A “comprehensive tax reform” bill passed a final vote in the state House and Senate Wednesday and now moves to the desk of Gov. Pat McCrory, where it is expected to be signed.
The North Carolina House voted 77-36 in favor of the Tax Reduction Act (H.B. 998). The Senate also gave final approval of the bill Wednesday afternoon.
The House gave the bill its initial OK Tuesday, voting 77-38 for the tax plan after debate was cut off by Republicans after less than 30 minutes. The Senate voted 32-17 in the bill’s second reading.
The bill would reduce corporate and individual income tax rates and expand the sales tax base slightly. It would also cap mortgage interest and real estate taxes at a $20,000.
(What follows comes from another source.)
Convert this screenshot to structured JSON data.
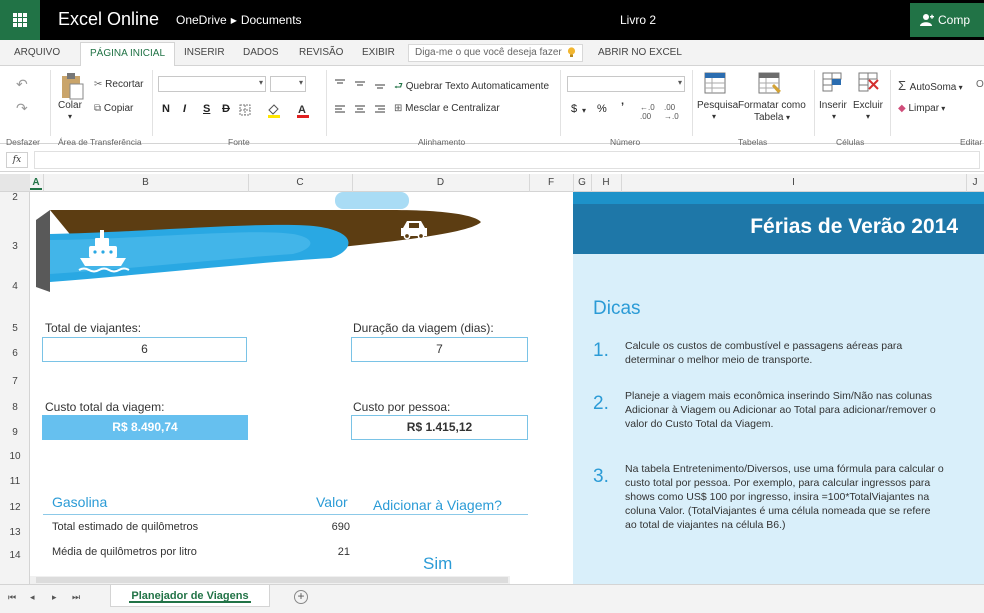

GOP leaders presented the bill Monday, saying the tax reforms will encourage productivity and is fiscally responsible. Democrats, however, argue that state lawmakers would have $2.4 billion less available for government spending over the next five years.
“More than anything, this tax reform encourages economic growth and job creation,” McCrory said, calling the bill the most “comprehensive tax reform package” in the state’s history. “It sends a positive signal … that North Carolina is open for business”
McCrory says the tax reform will take the state from 44th in the nation to 17th in the nation as far as tax competitiveness.
According to an analysis by the legislature’s non-partisan staff, a family of four earning $40,000 per year, filing jointly, would save $100 per year. That same family of four, earning $150,000, would save $750 per year. And a family of four, earning $250,000, saves $2,400.
One of the biggest changes is cutting the corporate tax rate from nearly 7 percent now to as little as 3 percent by 2017 if tax revenue grows.
Democrats say the bill helps the wealthiest and large out-of-state corporations at the expense of working families.
The bill also applies an increase in sales tax to electricity, movies and service contracts.
The governor’s office scheduled a signing ceremony at the old Capitol building late Wednesday afternoon, but didn’t say for what legislation.